The Effect of Shift Work on the Level of Self-Rated Health.
- Author:
Daehee NOH
1
;
Jong Ho WANG
;
Hyunrim CHOI
;
Sinye LIM
;
Keunwhoe KIM
;
Chang Won WON
;
Kyunghee JUNG-CHOI
Author Information
1. Department of Occupational and Environmental Medicine, College of Medicine, Kyung Hee University, Korea.

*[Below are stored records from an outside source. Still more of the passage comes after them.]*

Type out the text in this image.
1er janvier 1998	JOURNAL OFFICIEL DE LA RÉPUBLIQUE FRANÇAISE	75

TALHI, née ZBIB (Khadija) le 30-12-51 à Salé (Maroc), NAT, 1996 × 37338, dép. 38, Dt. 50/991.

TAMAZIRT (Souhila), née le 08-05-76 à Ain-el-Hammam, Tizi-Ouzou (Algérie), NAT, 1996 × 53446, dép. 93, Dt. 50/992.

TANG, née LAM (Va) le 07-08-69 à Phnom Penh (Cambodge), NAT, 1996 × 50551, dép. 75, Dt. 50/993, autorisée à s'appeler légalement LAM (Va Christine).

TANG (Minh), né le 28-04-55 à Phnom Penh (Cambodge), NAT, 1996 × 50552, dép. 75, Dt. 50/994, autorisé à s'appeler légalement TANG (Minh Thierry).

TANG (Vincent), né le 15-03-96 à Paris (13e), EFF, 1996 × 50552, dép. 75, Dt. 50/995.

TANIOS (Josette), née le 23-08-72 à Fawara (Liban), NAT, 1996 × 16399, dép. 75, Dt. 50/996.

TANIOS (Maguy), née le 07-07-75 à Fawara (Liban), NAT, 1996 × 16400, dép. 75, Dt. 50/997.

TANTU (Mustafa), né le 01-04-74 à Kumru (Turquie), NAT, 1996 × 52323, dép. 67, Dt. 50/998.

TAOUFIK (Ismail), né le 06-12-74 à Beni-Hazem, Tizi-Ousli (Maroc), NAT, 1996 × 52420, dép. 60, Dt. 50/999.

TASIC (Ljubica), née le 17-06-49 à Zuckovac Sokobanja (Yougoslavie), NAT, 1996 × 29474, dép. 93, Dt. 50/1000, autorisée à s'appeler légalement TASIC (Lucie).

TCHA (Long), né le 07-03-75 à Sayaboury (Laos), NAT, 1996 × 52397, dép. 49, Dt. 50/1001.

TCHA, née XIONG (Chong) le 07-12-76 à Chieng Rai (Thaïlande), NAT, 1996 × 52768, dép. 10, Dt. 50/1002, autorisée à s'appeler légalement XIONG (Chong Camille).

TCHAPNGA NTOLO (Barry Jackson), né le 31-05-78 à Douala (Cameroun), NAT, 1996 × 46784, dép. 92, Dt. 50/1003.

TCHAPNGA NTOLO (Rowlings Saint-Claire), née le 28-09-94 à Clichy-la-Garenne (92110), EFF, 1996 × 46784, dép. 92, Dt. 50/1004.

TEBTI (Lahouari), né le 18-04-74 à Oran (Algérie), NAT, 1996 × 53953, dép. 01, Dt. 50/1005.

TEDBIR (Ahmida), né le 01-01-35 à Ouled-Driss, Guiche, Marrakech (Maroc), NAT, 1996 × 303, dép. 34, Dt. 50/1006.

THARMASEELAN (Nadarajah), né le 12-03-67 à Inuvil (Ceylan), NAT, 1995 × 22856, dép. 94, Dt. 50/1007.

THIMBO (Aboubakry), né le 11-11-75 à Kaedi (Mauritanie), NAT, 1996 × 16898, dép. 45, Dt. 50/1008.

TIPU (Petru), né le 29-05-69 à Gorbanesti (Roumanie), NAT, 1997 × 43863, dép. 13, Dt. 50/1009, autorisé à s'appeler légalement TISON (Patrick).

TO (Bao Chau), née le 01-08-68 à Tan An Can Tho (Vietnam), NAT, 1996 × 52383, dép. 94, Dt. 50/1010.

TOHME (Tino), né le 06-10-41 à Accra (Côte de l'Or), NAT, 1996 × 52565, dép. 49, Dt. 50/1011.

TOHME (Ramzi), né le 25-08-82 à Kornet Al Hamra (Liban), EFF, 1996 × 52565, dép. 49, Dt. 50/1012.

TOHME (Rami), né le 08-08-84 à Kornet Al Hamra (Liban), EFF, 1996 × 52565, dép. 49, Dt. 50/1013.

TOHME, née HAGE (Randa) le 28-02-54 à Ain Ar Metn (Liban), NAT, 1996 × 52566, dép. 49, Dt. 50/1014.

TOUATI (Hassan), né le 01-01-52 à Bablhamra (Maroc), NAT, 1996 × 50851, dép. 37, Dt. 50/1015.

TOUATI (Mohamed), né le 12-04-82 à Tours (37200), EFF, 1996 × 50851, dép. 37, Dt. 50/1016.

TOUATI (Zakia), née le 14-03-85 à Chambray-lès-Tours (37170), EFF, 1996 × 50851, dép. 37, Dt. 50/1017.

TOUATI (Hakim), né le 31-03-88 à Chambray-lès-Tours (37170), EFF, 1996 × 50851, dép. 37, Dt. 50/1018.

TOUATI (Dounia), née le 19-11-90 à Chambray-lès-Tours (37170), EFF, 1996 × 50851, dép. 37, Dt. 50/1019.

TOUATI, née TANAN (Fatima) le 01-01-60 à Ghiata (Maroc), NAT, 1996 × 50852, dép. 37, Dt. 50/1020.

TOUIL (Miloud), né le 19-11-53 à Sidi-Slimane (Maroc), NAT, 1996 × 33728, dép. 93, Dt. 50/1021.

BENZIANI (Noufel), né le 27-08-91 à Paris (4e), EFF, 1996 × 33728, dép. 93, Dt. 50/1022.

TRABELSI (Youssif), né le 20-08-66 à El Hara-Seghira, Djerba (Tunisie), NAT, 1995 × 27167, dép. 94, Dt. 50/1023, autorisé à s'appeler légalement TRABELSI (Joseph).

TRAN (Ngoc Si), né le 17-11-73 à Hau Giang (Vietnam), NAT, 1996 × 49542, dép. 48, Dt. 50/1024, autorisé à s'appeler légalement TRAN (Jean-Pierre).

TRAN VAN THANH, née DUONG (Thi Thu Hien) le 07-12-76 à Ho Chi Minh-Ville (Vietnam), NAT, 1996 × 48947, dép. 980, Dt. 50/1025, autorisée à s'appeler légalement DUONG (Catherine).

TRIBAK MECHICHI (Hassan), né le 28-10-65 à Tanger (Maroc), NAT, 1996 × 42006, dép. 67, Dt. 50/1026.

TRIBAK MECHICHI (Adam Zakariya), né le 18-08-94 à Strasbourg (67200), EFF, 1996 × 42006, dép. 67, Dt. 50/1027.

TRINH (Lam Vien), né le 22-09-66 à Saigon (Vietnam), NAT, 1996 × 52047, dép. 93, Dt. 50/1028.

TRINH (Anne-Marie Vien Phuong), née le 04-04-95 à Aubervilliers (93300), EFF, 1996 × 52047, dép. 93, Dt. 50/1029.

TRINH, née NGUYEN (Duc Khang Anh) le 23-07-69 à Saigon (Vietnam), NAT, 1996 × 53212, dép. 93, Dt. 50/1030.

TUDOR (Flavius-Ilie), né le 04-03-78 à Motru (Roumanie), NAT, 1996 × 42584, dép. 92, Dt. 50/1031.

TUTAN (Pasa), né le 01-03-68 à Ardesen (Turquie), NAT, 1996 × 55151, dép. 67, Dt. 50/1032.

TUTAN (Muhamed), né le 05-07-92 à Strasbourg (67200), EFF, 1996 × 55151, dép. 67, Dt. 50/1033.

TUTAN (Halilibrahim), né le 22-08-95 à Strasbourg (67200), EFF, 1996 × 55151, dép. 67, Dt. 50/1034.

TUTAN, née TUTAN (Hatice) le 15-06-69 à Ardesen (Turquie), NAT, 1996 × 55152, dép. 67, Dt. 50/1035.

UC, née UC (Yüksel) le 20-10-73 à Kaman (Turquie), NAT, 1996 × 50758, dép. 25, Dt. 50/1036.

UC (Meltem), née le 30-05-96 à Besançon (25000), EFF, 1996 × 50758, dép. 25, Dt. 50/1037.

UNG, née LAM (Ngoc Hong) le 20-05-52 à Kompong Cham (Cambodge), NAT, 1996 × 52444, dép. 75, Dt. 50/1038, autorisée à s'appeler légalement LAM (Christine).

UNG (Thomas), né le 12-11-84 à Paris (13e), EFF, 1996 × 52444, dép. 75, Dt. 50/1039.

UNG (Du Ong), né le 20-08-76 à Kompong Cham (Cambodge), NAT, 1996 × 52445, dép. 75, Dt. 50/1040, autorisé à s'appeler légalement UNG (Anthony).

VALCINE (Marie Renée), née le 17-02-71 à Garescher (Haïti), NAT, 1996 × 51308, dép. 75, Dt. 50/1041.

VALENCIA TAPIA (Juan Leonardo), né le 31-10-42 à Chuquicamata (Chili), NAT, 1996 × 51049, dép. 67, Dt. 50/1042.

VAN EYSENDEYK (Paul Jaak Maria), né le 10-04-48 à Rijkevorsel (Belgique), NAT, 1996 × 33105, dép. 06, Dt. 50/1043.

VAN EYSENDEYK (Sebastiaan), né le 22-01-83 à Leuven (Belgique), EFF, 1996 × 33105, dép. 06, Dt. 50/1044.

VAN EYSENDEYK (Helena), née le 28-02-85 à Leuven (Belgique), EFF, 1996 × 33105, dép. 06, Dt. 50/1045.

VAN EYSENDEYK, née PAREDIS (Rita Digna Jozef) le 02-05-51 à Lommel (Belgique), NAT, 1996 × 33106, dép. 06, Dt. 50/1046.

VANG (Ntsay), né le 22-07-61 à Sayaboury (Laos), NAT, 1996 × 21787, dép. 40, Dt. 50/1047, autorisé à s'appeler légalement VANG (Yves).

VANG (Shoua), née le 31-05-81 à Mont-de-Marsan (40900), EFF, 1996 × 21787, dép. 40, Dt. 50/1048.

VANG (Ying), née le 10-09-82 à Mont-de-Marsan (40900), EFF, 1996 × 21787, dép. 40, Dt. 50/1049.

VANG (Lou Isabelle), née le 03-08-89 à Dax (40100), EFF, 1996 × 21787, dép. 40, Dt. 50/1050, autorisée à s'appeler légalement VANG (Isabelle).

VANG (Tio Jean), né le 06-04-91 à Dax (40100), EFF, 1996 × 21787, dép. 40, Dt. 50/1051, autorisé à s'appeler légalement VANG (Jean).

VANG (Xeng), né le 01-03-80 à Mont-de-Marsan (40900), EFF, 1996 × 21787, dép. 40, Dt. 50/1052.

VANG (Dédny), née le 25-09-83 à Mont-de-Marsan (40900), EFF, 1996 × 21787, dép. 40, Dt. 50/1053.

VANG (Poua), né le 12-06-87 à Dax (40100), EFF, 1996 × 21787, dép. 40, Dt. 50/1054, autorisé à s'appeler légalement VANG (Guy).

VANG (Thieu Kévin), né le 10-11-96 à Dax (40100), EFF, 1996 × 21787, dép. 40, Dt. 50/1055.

- Publication Type:Original Article
- Keywords:
Shift work;
Self-rated health
- MeSH:
Aged;
Bias (Epidemiology);
Family Characteristics;
Healthy Worker Effect;
Humans;
Korea;
Logistic Models;
Male
- From:Korean Journal of Occupational and Environmental Medicine
2010;22(3):200-209
- CountryRepublic of Korea
- Language:Korean
-
Abstract:
OBJECTIVES: The present study was designed to determine the characteristics of shift work and the relationship between shift work and the level of self-rated health using the Korean Labor and Income Panel Study (KLIPS) data, which represents urban households in Korea. METHODS: Using the 9th wave of KLIPS, this study analyzed 2,087 male workers aged 25 to 64 years; participants missing data were excluded from analysis. To determine the impact of shift work on the level of self-rated health, logistic regression analysis was applied that controlled for socio-demographic characteristics, labor environment, and health-related behaviors. RESULTS: Shift workers comprised 13.4% of study subjects overall. The majority(69.2%) of participants were in 2-teams and in 2-shifts. Week 1 shift cycle changes were the highest, 56.3%. The risk of poor self-rated health was not significantly higher among shift workers compared to non-shift workers (OR=1.08, 95% CI=0.79~1.48). When divided by tenure, shift workers with more than 10-years experience (OR=1.79, 95% CI=0.91~3.50) tended to show greater risk than non-shift workers at marginal significance. CONCLUSIONS: In the present study, a significantly higher risk of self-rated poor health among shift workers was not observed. However, shift workers with more than 10-years experience tended to show increased health risk compared to non-shift workers. Further studies are required to determine time-series data and to consider both healthy worker effect and information bias.